US 12,423,523 B2
Generating semantic triplets from unstructured text using named entities
Gaetano Rossiello, Brooklyn, NY (US); Alfio Massimiliano Gliozzo, Brooklyn, NY (US); Nandana Sampath Mihindukulasooriya, Dublin (IE); Faisal Mahbub Chowdhury, Woodside, NY (US); and Michael Robert Glass, Bayonne, NJ (US)
Assigned to INTERNATIONAL BUSINESS MACHINES CORPORATION, Armonk, NY (US)
Filed by International Business Machines Corporation, Armonk, NY (US)
Filed on Dec. 14, 2022, as Appl. No. 18/080,872.
Prior Publication US 2024/0202447 A1, Jun. 20, 2024
Int. Cl. G06F 40/295 (2020.01); G06F 16/334 (2025.01); G06F 40/103 (2020.01); G06F 40/126 (2020.01); G06F 40/30 (2020.01); G06F 40/40 (2020.01); G06N 3/0455 (2023.01); G06N 5/02 (2023.01)

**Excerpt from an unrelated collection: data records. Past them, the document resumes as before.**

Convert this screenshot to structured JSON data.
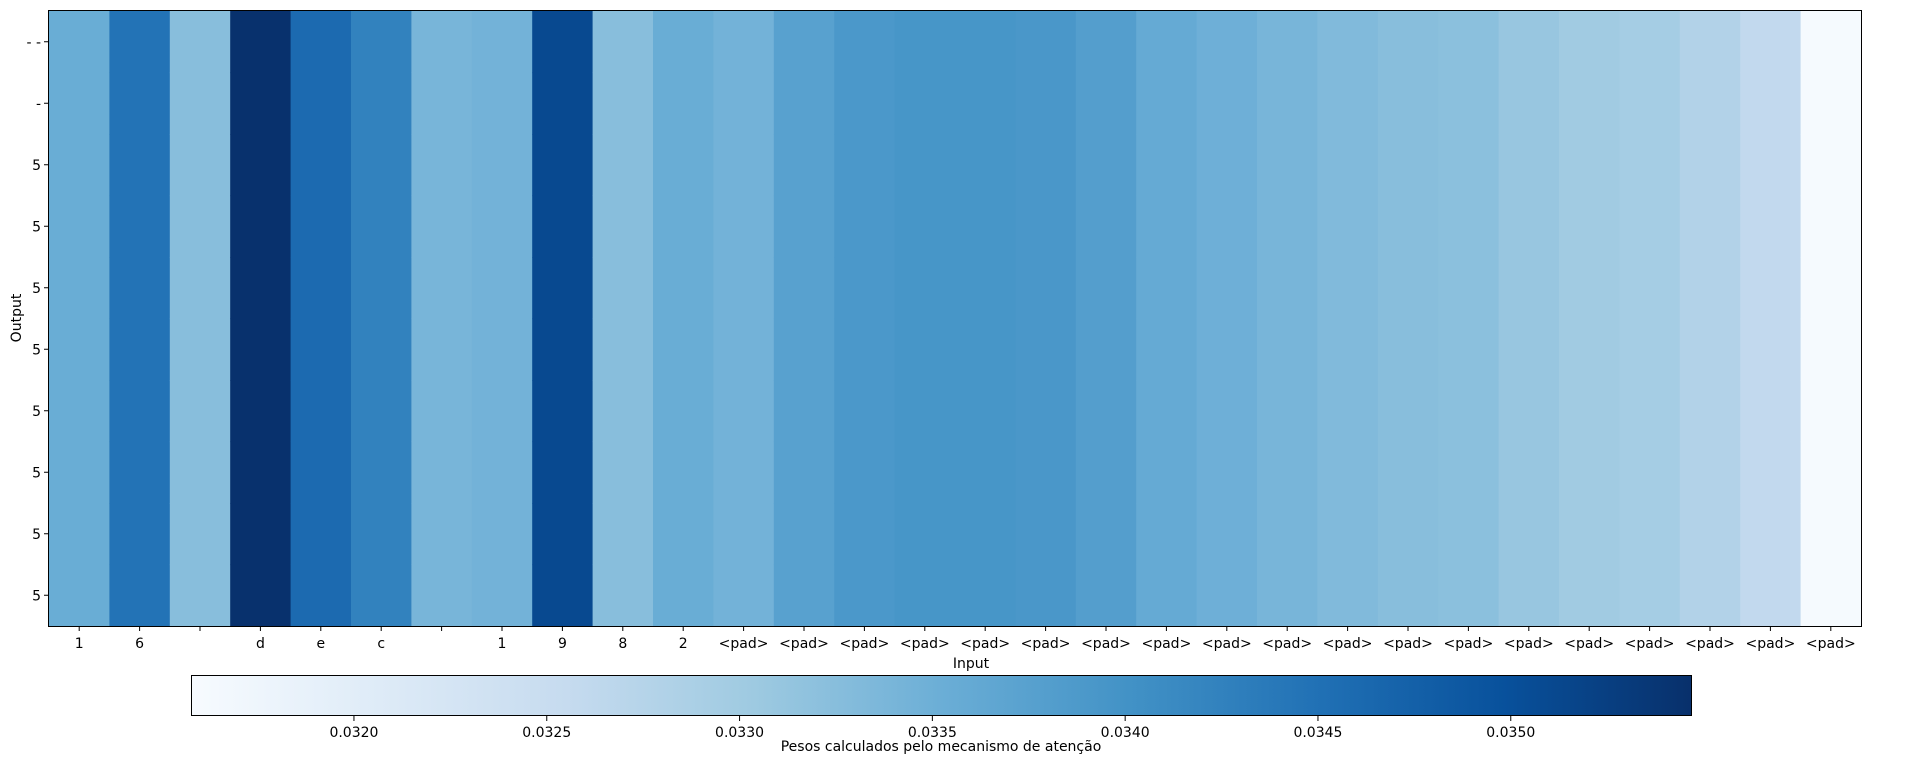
{
  "chart_data": {
    "type": "heatmap",
    "xlabel": "Input",
    "ylabel": "Output",
    "colorbar_label": "Pesos calculados pelo mecanismo de atenção",
    "colormap": "Blues",
    "colorbar_orientation": "horizontal",
    "colorbar_placement": "bottom",
    "x_ticks": [
      "1",
      "6",
      "",
      "d",
      "e",
      "c",
      "",
      "1",
      "9",
      "8",
      "2",
      "<pad>",
      "<pad>",
      "<pad>",
      "<pad>",
      "<pad>",
      "<pad>",
      "<pad>",
      "<pad>",
      "<pad>",
      "<pad>",
      "<pad>",
      "<pad>",
      "<pad>",
      "<pad>",
      "<pad>",
      "<pad>",
      "<pad>",
      "<pad>",
      "<pad>"
    ],
    "y_ticks": [
      "- -",
      "-",
      "5",
      "5",
      "5",
      "5",
      "5",
      "5",
      "5",
      "5"
    ],
    "column_values": [
      0.03355,
      0.03447,
      0.03325,
      0.03545,
      0.0346,
      0.03425,
      0.0334,
      0.03345,
      0.0351,
      0.03325,
      0.03355,
      0.03345,
      0.03375,
      0.0339,
      0.03395,
      0.03395,
      0.03392,
      0.0338,
      0.0336,
      0.0335,
      0.0334,
      0.03332,
      0.03325,
      0.03322,
      0.0331,
      0.033,
      0.03295,
      0.0328,
      0.0326,
      0.03162
    ],
    "colorbar_range": [
      0.03158,
      0.03547
    ],
    "colorbar_ticks": [
      "0.0320",
      "0.0325",
      "0.0330",
      "0.0335",
      "0.0340",
      "0.0345",
      "0.0350"
    ],
    "colorbar_tick_values": [
      0.032,
      0.0325,
      0.033,
      0.0335,
      0.034,
      0.0345,
      0.035
    ],
    "grid": false
  }
}
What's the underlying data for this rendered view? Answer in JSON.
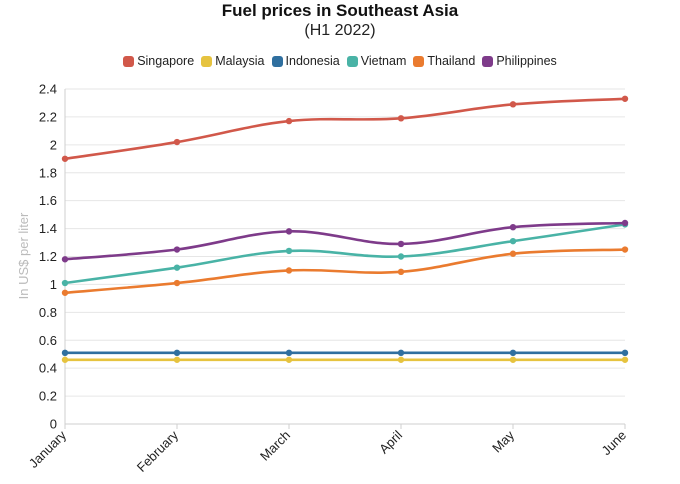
{
  "chart_data": {
    "type": "line",
    "title": "Fuel prices in Southeast Asia",
    "subtitle": "(H1 2022)",
    "xlabel": "",
    "ylabel": "In US$ per liter",
    "ylim": [
      0,
      2.4
    ],
    "yticks": [
      "0",
      "0.2",
      "0.4",
      "0.6",
      "0.8",
      "1",
      "1.2",
      "1.4",
      "1.6",
      "1.8",
      "2",
      "2.2",
      "2.4"
    ],
    "categories": [
      "January",
      "February",
      "March",
      "April",
      "May",
      "June"
    ],
    "grid": true,
    "legend_position": "top",
    "series": [
      {
        "name": "Singapore",
        "color": "#d1584a",
        "values": [
          1.9,
          2.02,
          2.17,
          2.19,
          2.29,
          2.33
        ]
      },
      {
        "name": "Malaysia",
        "color": "#e6c33f",
        "values": [
          0.46,
          0.46,
          0.46,
          0.46,
          0.46,
          0.46
        ]
      },
      {
        "name": "Indonesia",
        "color": "#2f6f9f",
        "values": [
          0.51,
          0.51,
          0.51,
          0.51,
          0.51,
          0.51
        ]
      },
      {
        "name": "Vietnam",
        "color": "#49b3a6",
        "values": [
          1.01,
          1.12,
          1.24,
          1.2,
          1.31,
          1.43
        ]
      },
      {
        "name": "Thailand",
        "color": "#ea7b2f",
        "values": [
          0.94,
          1.01,
          1.1,
          1.09,
          1.22,
          1.25
        ]
      },
      {
        "name": "Philippines",
        "color": "#7e3b8a",
        "values": [
          1.18,
          1.25,
          1.38,
          1.29,
          1.41,
          1.44
        ]
      }
    ]
  }
}
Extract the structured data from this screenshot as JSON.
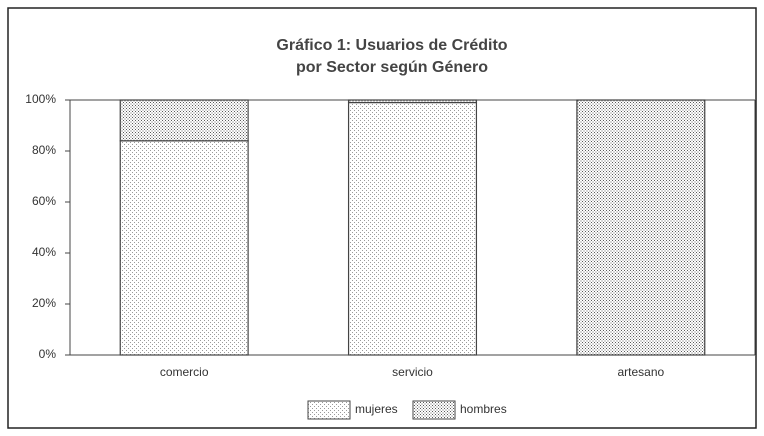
{
  "chart_data": {
    "type": "stacked_bar",
    "title": [
      "Gráfico 1: Usuarios de Crédito",
      "por Sector según Género"
    ],
    "categories": [
      "comercio",
      "servicio",
      "artesano"
    ],
    "series": [
      {
        "name": "mujeres",
        "color": "#9a9a9a",
        "values": [
          84,
          99,
          0
        ]
      },
      {
        "name": "hombres",
        "color": "#5a5a5a",
        "values": [
          16,
          1,
          100
        ]
      }
    ],
    "ylim": [
      0,
      100
    ],
    "yticks": [
      {
        "value": 0,
        "label": "0%"
      },
      {
        "value": 20,
        "label": "20%"
      },
      {
        "value": 40,
        "label": "40%"
      },
      {
        "value": 60,
        "label": "60%"
      },
      {
        "value": 80,
        "label": "80%"
      },
      {
        "value": 100,
        "label": "100%"
      }
    ],
    "legend": "bottom"
  }
}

CPC G06F 40/295 (2020.01) [G06F 16/3344 (2019.01); G06F 40/103 (2020.01); G06F 40/126 (2020.01); G06F 40/30 (2020.01); G06F 40/40 (2020.01); G06N 5/02 (2013.01)] 18 Claims
OG exemplary drawing
 
1. A computer-implemented method comprising:
generating a training dataset by aligning text from a document of a document database with a named entity from a knowledge base;
generating an enhanced training dataset by updating the training dataset to include a named entity type and a named entity label associated with the named entity;
training a natural language processing (NLP) model using the enhanced training dataset resulting in a trained NLP model;
identifying, using the trained NLP model, the named entity in a block of unstructured text;
generating, using the trained NLP model, a target sequence that includes a relationship between the named entity and a tail entity, wherein the target sequence includes the named entity type and the named entity label of the named entity and includes a tail entity type and a tail entity label of the tail entity;
validating the target sequence by translating the target sequence comprising semantic annotations into a natural language statement;
issuing a query to the document database, wherein the query comprises the natural language statement;
generating, responsive to receiving a query result from the document database in response to the query, a validation result based on a comparison of the natural language statement to the query result;
wherein the NLP model comprises a sequence-to-sequence model comprising an encoder and a decoder, generating, using the encoder, a numeric representation of a word from the block of unstructured text, generating, using the decoder, the target sequence as a prediction of the relationship based at least in part on the numeric representation of the word; and
further comprising validating the target sequence using a classifier model that analyzes the relationship and outputs an indication of an accuracy of the relationship.